Cette initiative s’inscrit dans la politique de consolidation de la paix et de réconciliation nationale portée par le président de la République. En offrant aux anciens membres des groupes armés une formation qualifiante et un emploi dans un secteur stratégique, le gouvernement entend favoriser leur réinsertion durable tout en renforçant la préservation des ressources naturelles du pays.

Le programme, mis en œuvre avec l’appui des alliés russes, a associé des enseignements portant sur la discipline, les techniques de sécurité et la gestion des espaces forestiers. À l’issue de leur formation, ces nouvelles recrues auront pour mission de protéger les forêts, de lutter contre l’exploitation illégale des ressources naturelles et de participer aux efforts de développement durable.

Au-delà de son aspect technique, cette intégration revêt une portée symbolique forte. Elle traduit la volonté des autorités de transformer d’anciens acteurs du conflit en agents de l’État, investis d’une mission d’intérêt public.

Dans un pays où la richesse forestière constitue un patrimoine essentiel, le choix de confier sa protection à des ex-combattants réinsérés apparaît comme un pari sur la paix, la responsabilité et l’avenir.

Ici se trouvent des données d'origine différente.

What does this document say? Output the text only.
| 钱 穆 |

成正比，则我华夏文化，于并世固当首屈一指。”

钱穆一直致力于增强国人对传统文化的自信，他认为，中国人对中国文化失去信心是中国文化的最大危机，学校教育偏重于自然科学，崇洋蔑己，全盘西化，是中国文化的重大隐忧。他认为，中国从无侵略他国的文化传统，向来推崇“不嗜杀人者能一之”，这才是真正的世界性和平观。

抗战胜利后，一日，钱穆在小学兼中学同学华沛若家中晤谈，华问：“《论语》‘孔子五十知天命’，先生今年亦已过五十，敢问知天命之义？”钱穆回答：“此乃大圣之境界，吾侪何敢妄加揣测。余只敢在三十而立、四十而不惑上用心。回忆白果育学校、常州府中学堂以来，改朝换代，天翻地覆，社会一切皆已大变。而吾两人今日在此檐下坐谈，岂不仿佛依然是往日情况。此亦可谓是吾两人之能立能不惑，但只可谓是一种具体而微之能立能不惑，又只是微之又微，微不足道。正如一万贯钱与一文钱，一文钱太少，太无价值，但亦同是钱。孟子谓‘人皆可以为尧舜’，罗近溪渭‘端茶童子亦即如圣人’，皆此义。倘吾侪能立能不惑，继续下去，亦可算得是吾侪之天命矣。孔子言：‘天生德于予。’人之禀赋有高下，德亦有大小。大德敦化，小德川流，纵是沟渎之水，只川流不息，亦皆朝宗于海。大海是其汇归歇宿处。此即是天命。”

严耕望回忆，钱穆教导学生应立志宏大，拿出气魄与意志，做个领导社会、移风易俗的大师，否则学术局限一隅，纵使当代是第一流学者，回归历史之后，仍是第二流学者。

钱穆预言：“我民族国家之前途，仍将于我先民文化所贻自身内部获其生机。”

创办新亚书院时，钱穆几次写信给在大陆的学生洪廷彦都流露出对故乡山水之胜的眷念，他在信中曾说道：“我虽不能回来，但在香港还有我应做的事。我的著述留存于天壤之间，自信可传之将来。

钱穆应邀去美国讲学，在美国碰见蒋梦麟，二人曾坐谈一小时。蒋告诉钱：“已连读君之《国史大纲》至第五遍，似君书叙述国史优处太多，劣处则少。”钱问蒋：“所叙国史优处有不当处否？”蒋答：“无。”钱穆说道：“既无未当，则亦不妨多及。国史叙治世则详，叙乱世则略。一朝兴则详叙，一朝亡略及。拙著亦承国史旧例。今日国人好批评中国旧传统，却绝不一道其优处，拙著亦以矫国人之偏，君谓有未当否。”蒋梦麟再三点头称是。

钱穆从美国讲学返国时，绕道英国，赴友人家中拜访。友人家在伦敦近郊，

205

Cette reconversion illustre également l’évolution du processus DDR (Désarmement, Démobilisation et Réintégration), qui ne se limite plus au dépôt des armes, mais vise à offrir des perspectives concrètes d’emploi et d’insertion sociale aux anciens combattants.

Pour ces 100 nouveaux gardiens des forêts, une nouvelle vie commence désormais, tournée vers la protection de l’environnement et la construction d’une paix durable.